La Cour de cassation statuant sur les pourvoi des consorts A (Civ. 1, n°13-21.182) a cassé dans toutes ses dispositions l’arrêt de la Cour d’appel de Rennes et renvoyé les parties devant la cour d’appel d’Angers. Aucun des trois griefs invoqués (moyen unique en trois branches) devant la cour de cassation ne portaient sur la recevabilité de l’action. Ils invoquaient la méconnaissance du cadre du litige (articles 4 et 5 du code de procédure civile) ensuite un défaut de base légale au regard de l’article L 321-13 du code rural ; enfin la méconnaissance du principe du contradictoire (article 16 du code de procédure civile).

La cassation a finalement été prononcée sur le fondement de l’article 455 du code de procédure civile, faute pour la cour d’appel de s’être expliquée sur certaines pièces invoquées par les consorts A dans leurs conclusions et de s’être bornée à retenir que les consorts A versaient aux débats des attestations de particuliers et de la MSA insuffisantes pour démontrer qu’ils n’avaient reçu aucune rémunération pour le travail accompli et qu’ils n’avaient pas été associés aux bénéfices et aux pertes.

PROCÉDURE

XXX

MM. H et O A ont le 19 décembre 2014 saisi la cour d’appel d’Angers ; de leur côté les consorts A ont fait de même. Les deux procédures, respectivement inscrites sous les numéros de répertoire général n° 15/895 et 14/3263 ont été jointes.

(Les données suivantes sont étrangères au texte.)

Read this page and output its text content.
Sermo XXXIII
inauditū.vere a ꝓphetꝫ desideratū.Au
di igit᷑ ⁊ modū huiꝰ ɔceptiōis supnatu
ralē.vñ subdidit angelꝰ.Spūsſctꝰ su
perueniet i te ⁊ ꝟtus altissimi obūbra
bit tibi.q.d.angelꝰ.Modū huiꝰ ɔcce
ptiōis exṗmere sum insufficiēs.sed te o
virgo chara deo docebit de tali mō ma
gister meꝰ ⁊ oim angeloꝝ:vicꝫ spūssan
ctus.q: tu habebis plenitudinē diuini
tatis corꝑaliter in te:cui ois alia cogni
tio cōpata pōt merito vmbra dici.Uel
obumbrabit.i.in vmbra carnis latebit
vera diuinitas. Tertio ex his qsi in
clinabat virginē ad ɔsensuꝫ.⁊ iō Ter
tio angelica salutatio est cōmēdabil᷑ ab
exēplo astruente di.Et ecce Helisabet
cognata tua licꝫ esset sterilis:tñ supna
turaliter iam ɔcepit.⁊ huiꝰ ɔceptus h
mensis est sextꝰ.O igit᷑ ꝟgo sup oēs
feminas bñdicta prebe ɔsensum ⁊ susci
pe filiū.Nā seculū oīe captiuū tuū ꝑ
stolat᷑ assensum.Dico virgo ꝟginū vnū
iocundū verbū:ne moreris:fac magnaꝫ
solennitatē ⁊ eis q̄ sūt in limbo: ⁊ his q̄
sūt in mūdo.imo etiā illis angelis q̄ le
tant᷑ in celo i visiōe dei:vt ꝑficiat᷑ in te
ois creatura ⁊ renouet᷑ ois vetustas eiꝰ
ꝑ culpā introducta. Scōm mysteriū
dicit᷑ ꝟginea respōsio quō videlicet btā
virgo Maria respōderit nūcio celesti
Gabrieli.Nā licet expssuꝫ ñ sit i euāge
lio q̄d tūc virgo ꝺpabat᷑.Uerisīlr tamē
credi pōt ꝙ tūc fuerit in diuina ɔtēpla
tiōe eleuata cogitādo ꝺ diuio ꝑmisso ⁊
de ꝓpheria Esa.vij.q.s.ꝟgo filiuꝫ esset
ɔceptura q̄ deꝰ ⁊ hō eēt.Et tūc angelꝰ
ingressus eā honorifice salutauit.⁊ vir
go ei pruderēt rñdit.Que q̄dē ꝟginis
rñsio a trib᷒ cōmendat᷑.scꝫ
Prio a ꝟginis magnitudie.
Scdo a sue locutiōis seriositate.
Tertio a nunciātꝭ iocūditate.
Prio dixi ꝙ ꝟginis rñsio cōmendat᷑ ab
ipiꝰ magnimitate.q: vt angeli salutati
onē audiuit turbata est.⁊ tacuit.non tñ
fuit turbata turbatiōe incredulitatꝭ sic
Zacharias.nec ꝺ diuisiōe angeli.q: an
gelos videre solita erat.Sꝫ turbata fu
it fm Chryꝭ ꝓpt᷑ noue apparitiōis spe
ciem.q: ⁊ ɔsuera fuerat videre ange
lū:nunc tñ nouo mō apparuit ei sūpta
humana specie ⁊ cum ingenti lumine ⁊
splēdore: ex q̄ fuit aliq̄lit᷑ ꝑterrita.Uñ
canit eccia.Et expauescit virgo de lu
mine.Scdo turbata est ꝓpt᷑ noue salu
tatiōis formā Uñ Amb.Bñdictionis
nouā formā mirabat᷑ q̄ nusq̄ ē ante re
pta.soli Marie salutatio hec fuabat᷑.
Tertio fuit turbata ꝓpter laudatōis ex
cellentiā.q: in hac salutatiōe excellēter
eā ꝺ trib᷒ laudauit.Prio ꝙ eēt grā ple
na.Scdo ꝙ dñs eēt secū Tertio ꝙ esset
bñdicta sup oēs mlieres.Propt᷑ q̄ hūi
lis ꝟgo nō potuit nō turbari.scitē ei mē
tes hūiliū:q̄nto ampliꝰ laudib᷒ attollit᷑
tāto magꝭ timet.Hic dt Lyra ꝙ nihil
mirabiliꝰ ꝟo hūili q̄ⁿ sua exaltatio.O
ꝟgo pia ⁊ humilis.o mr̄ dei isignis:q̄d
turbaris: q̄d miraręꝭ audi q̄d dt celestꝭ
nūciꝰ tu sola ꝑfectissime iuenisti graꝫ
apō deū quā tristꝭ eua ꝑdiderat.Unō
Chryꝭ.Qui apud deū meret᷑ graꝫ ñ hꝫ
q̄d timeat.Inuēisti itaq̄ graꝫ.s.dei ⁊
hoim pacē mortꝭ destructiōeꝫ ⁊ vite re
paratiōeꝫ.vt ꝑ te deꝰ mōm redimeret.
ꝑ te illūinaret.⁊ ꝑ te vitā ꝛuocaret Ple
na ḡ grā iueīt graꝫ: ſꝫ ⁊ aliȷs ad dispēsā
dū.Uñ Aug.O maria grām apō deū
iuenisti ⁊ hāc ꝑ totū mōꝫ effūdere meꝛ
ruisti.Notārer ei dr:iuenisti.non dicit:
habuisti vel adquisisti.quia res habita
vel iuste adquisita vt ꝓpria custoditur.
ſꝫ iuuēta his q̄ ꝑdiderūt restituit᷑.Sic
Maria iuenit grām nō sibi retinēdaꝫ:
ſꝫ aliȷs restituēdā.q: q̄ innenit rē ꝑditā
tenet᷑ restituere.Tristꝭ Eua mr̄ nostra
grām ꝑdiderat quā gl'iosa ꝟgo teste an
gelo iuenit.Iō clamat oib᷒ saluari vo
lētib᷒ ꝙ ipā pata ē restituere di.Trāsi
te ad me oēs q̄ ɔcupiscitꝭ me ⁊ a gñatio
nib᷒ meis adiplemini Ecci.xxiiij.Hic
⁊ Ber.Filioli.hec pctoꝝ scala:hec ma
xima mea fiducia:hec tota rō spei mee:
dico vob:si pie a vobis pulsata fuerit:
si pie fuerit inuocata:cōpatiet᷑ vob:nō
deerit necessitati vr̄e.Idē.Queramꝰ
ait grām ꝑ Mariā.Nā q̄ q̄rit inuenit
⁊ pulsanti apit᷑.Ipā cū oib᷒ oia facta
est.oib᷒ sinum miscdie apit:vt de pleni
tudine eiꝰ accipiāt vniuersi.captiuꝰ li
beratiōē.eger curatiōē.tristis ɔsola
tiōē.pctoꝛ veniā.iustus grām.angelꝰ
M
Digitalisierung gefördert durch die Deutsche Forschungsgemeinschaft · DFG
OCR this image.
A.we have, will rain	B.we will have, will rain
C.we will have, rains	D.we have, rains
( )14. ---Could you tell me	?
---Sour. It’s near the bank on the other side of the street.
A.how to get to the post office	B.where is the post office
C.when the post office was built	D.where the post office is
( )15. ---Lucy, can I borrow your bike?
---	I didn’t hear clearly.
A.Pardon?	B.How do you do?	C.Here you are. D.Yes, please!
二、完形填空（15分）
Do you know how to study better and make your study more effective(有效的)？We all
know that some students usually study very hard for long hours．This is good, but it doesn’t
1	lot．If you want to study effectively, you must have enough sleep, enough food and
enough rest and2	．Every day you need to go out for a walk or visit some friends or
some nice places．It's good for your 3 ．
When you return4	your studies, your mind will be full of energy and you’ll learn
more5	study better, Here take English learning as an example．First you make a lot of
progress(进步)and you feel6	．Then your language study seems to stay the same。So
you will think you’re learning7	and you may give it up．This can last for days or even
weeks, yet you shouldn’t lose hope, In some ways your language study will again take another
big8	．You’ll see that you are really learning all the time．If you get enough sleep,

Dans leurs dernières écritures du 27 juillet 2015 H et O A ont réitèré leur argumentation tant sur la recevabilité que sur le fond. Ils concluent à la réformation du jugement du tribunal d’instance de Quimper en date du 15 juin 2011, et demandent que l’action des consorts A soit déclarée prescrite et à titre subsidiaire de les en débouter et les condamner à payer à M. H A une indemnité de 2 500 € par application de l’article 700 du code de procédure civile.

Dans leurs dernières écritures du 6 juillet 2015 les consorts A ont conclu à la confirmation du jugement du tribunal d’instance de Quimper, réitéré leurs demandes initiales, et sollicité la condamnation de M. H A à leur payer 2 500 € par application de l’article 700 du code de procédure civile.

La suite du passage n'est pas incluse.